After yesterday’s boon day, it was going to be hard to better it.
But we headed out with high hopes, after all the alternative was mowing the lawn. I’ve always thought if I wanted to mow lawns, I’d have become a green keeper at a golf club, rather than a picture maker.
Found Lockie and Primrose around the park entrance track, and saw a fleeting glimpse of a male Flame Robin but couldn’t get anywhere near it to identify or photograph.
Then a lot of sitting in the sun. Which was nice. But no birds.
The Scarlet pair are conspicuous by their absence with no loud carolling through the treetops, so I must admit with a small degree of sadness that they have moved on and won’t be staying over to colour up the park with their cheery appearance and happy call.
Our stay over families of Flames are now definitely gone. No sign of them anywhere today, and we could always count on hearing their clippy little chants. What we’ve got instead are the calls of a couple of Horsfields Cuckoos and at least one Fantail Cuckoo.

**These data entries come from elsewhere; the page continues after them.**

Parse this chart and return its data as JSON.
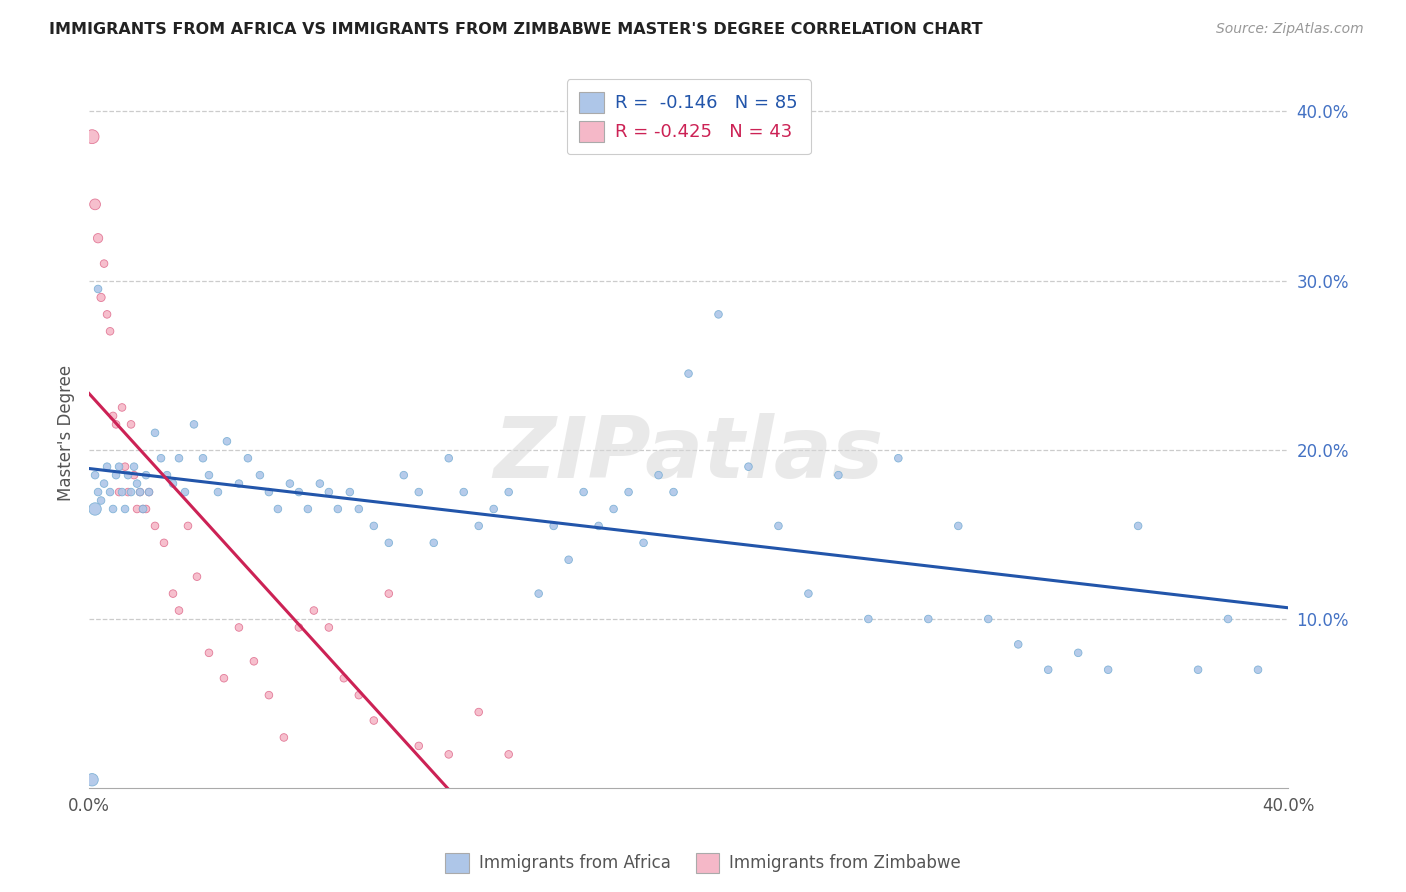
{
  "title": "IMMIGRANTS FROM AFRICA VS IMMIGRANTS FROM ZIMBABWE MASTER'S DEGREE CORRELATION CHART",
  "source": "Source: ZipAtlas.com",
  "ylabel": "Master's Degree",
  "xlim": [
    0.0,
    0.4
  ],
  "ylim": [
    0.0,
    0.42
  ],
  "yticks": [
    0.1,
    0.2,
    0.3,
    0.4
  ],
  "ytick_labels": [
    "10.0%",
    "20.0%",
    "30.0%",
    "40.0%"
  ],
  "xticks": [
    0.0,
    0.1,
    0.2,
    0.3,
    0.4
  ],
  "xtick_labels": [
    "0.0%",
    "",
    "",
    "",
    "40.0%"
  ],
  "watermark": "ZIPatlas",
  "africa_color": "#aec6e8",
  "africa_edge": "#7aafd4",
  "africa_line_color": "#2255aa",
  "zimbabwe_color": "#f5b8c8",
  "zimbabwe_edge": "#e07090",
  "zimbabwe_line_color": "#cc2255",
  "R_africa": -0.146,
  "N_africa": 85,
  "R_zimbabwe": -0.425,
  "N_zimbabwe": 43,
  "africa_x": [
    0.002,
    0.003,
    0.004,
    0.005,
    0.006,
    0.007,
    0.008,
    0.009,
    0.01,
    0.011,
    0.012,
    0.013,
    0.014,
    0.015,
    0.016,
    0.017,
    0.018,
    0.019,
    0.02,
    0.022,
    0.024,
    0.026,
    0.028,
    0.03,
    0.032,
    0.035,
    0.038,
    0.04,
    0.043,
    0.046,
    0.05,
    0.053,
    0.057,
    0.06,
    0.063,
    0.067,
    0.07,
    0.073,
    0.077,
    0.08,
    0.083,
    0.087,
    0.09,
    0.095,
    0.1,
    0.105,
    0.11,
    0.115,
    0.12,
    0.125,
    0.13,
    0.135,
    0.14,
    0.15,
    0.155,
    0.16,
    0.165,
    0.17,
    0.175,
    0.18,
    0.185,
    0.19,
    0.195,
    0.2,
    0.21,
    0.22,
    0.23,
    0.24,
    0.25,
    0.26,
    0.27,
    0.28,
    0.29,
    0.3,
    0.31,
    0.32,
    0.33,
    0.34,
    0.35,
    0.37,
    0.38,
    0.39,
    0.001,
    0.002,
    0.003
  ],
  "africa_y": [
    0.185,
    0.175,
    0.17,
    0.18,
    0.19,
    0.175,
    0.165,
    0.185,
    0.19,
    0.175,
    0.165,
    0.185,
    0.175,
    0.19,
    0.18,
    0.175,
    0.165,
    0.185,
    0.175,
    0.21,
    0.195,
    0.185,
    0.18,
    0.195,
    0.175,
    0.215,
    0.195,
    0.185,
    0.175,
    0.205,
    0.18,
    0.195,
    0.185,
    0.175,
    0.165,
    0.18,
    0.175,
    0.165,
    0.18,
    0.175,
    0.165,
    0.175,
    0.165,
    0.155,
    0.145,
    0.185,
    0.175,
    0.145,
    0.195,
    0.175,
    0.155,
    0.165,
    0.175,
    0.115,
    0.155,
    0.135,
    0.175,
    0.155,
    0.165,
    0.175,
    0.145,
    0.185,
    0.175,
    0.245,
    0.28,
    0.19,
    0.155,
    0.115,
    0.185,
    0.1,
    0.195,
    0.1,
    0.155,
    0.1,
    0.085,
    0.07,
    0.08,
    0.07,
    0.155,
    0.07,
    0.1,
    0.07,
    0.005,
    0.165,
    0.295
  ],
  "africa_sizes": [
    30,
    30,
    30,
    30,
    30,
    30,
    30,
    30,
    30,
    30,
    30,
    30,
    30,
    30,
    30,
    30,
    30,
    30,
    30,
    30,
    30,
    30,
    30,
    30,
    30,
    30,
    30,
    30,
    30,
    30,
    30,
    30,
    30,
    30,
    30,
    30,
    30,
    30,
    30,
    30,
    30,
    30,
    30,
    30,
    30,
    30,
    30,
    30,
    30,
    30,
    30,
    30,
    30,
    30,
    30,
    30,
    30,
    30,
    30,
    30,
    30,
    30,
    30,
    30,
    30,
    30,
    30,
    30,
    30,
    30,
    30,
    30,
    30,
    30,
    30,
    30,
    30,
    30,
    30,
    30,
    30,
    30,
    80,
    80,
    30
  ],
  "zimbabwe_x": [
    0.001,
    0.002,
    0.003,
    0.004,
    0.005,
    0.006,
    0.007,
    0.008,
    0.009,
    0.01,
    0.011,
    0.012,
    0.013,
    0.014,
    0.015,
    0.016,
    0.017,
    0.018,
    0.019,
    0.02,
    0.022,
    0.025,
    0.028,
    0.03,
    0.033,
    0.036,
    0.04,
    0.045,
    0.05,
    0.055,
    0.06,
    0.065,
    0.07,
    0.075,
    0.08,
    0.085,
    0.09,
    0.095,
    0.1,
    0.11,
    0.12,
    0.13,
    0.14
  ],
  "zimbabwe_y": [
    0.385,
    0.345,
    0.325,
    0.29,
    0.31,
    0.28,
    0.27,
    0.22,
    0.215,
    0.175,
    0.225,
    0.19,
    0.175,
    0.215,
    0.185,
    0.165,
    0.175,
    0.165,
    0.165,
    0.175,
    0.155,
    0.145,
    0.115,
    0.105,
    0.155,
    0.125,
    0.08,
    0.065,
    0.095,
    0.075,
    0.055,
    0.03,
    0.095,
    0.105,
    0.095,
    0.065,
    0.055,
    0.04,
    0.115,
    0.025,
    0.02,
    0.045,
    0.02
  ],
  "zimbabwe_sizes": [
    100,
    60,
    45,
    35,
    30,
    30,
    30,
    30,
    30,
    30,
    30,
    30,
    30,
    30,
    30,
    30,
    30,
    30,
    30,
    30,
    30,
    30,
    30,
    30,
    30,
    30,
    30,
    30,
    30,
    30,
    30,
    30,
    30,
    30,
    30,
    30,
    30,
    30,
    30,
    30,
    30,
    30,
    30
  ],
  "africa_line_x": [
    0.0,
    0.4
  ],
  "zimbabwe_line_x": [
    0.0,
    0.4
  ]
}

So with the backpaddock still well and truly locked, and the Bandicoots enjoying a very nicely prepared new residence and hopefully the foxes all contained and the echidnas trained not to exit the fence with out permission, our best bet lay in looking for some new areas. And we set out for a bit of an explore.
As it happens we pulled up in the sunshine on a log to enjoy a cuppa, and a little brown/red streak zoomed past. We followed its path into a tree, and then multiple branch jumping, and zig-zaging through the branches, we noted it to be a female Red-capped Robin. “She has a nest”, I confidently announced. (having seen that sort of behaviour on more than one occasion.)
A few seconds later, and she was busy putting in a new layer on the edge, tidying things up a bit, re-arranging the kitchen, hanging curtains and setting up the entertainment area. (no only kidding, she’s a bird).
Her mate, Alec, turned up, and he and Emma, (that’s her new name,) both inspected the work in progress, and with the usual nest twittering, approved the operation, and she got on with attaching even more extensions. He hunted, and no doubt shared some food with her, but I didn’t see that, as it happened behind another thick wattle tree, and I could only hear the twittering.
So, here she is in all her splendour at home. We’ll not go over that way for a few weeks, so it will be interesting to see how well she fares. I mostly try to work out where the nests are so I can stay away from the area and give her the privacy she so deservers. Hope it all goes well.
While it looks like a pretty secure home, it’s not until you see her wiggling and jiggling to get it to fit her body, that you appreciate how really fragile it all is. Still it seems to work.